Zscaler warnt vor Zunahme SSL-basierter Bedrohungen

SSL-basierte Malware folgt dem Trend, immer mehr Datenverkehr im Internet zu verschlüsseln. Cyberkriminelle nutzen Verschlüsselung beispielsweise, um die Erkennung ihrer Malware zu erschweren. Zum Teil setzen sie sogar auf gültige SSL-Zertifikate von Gratis-Anbietern.

Der Sicherheitsanbieter Zscaler weist auf eine deutliche Zunahme von Bedrohungen hin, die ihren Datenverkehr per SSL verschlüsseln. Ende 2016 versteckten sich einer Studie des Unternehmens zufolge bereits mehr als 54 Prozent der von Zscaler blockierten Bedrohungen in HTTPS-Traffic. Das entspricht durchschnittlich 600.000 blockierten schädlichen Aktivitäten pro Tag.

Verschlüsselung (Bild: Shutterstock)Generell sei inzwischen mehr als die Hälfte des Internet-Datenverkehrs verschlüsselt. Das schaffe neue Probleme für Unternehmen, da sie nicht mehr in der Lage seien, den Datenverkehr zu überwachen. Stattdessen blieben ihnen nur weniger zuverlässige Techniken wie das Blockieren von IP-Adressen oder Domains, um Gefahren zu identifizieren und auszusperren.

Das Aufkommen von kostenlosen SSL-Zertifikaten, beispielsweise über die Initiative Let’s Encrypt, erlaube es Malware-Autoren, die von ihnen kontrollierten Domains mit gültigen SSL-Zertifikaten zu versehen und zu verschlüsseln. „Das Manöver versetzt sie in die Lage, die SSL-Integritätsprüfungen moderner Browser zu umgehen“, heißt es in der Studie.

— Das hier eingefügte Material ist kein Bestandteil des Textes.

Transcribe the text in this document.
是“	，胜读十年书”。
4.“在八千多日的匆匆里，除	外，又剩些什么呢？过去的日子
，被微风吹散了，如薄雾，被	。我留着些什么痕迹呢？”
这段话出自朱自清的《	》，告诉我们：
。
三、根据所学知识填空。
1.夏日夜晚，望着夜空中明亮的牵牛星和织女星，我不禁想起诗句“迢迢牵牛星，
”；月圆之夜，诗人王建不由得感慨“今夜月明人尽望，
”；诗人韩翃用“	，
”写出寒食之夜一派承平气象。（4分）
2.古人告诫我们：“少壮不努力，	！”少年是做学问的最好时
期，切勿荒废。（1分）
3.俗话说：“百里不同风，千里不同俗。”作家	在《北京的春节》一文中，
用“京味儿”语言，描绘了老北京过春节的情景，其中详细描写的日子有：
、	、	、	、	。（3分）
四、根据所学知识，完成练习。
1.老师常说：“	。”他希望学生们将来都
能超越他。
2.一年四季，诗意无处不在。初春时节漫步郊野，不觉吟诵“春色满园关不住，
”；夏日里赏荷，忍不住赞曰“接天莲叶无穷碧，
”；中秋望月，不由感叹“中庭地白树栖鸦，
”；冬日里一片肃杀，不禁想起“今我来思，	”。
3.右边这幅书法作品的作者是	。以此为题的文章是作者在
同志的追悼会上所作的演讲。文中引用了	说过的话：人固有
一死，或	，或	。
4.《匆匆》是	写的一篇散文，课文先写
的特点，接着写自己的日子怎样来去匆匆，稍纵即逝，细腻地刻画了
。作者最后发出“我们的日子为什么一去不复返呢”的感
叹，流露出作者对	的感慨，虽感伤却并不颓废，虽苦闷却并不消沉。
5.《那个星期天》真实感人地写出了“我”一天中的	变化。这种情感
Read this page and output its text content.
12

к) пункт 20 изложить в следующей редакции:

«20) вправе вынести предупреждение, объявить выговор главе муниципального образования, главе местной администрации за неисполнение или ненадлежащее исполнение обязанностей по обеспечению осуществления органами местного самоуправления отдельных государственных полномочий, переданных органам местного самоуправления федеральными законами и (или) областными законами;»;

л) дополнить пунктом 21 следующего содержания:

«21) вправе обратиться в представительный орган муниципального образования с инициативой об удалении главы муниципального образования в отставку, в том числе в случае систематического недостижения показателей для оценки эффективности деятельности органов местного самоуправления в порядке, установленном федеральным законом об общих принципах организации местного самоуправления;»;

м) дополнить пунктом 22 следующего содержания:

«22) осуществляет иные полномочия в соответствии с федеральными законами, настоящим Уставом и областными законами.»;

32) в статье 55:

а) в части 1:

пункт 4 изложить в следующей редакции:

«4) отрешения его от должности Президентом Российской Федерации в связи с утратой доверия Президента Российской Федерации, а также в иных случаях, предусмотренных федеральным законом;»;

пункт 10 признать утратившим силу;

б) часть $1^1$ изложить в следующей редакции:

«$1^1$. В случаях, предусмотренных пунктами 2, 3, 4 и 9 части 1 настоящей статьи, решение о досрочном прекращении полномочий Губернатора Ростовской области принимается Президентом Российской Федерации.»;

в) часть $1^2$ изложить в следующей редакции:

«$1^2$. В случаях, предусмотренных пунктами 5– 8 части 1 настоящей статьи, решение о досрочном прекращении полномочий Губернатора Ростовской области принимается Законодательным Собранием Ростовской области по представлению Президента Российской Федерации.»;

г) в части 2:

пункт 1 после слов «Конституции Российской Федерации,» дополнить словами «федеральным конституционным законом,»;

Auch die Zahl der SSL-basierten Phishing-Angriffe habe zugenommen. Da es immer mehr SSL-Websites gebe, gelänge es Cyberkriminellen auch immer häufiger, legitime verschlüsselte Online-Angebote zu kompromittieren, um sie für Phishing einzusetzen. Zudem unterstützten nur wenige Hardware-Sicherheitslösungen für die Erkennung von Phishing und anderen Bedrohungen die Überwachung von SSL-Datenverkehr.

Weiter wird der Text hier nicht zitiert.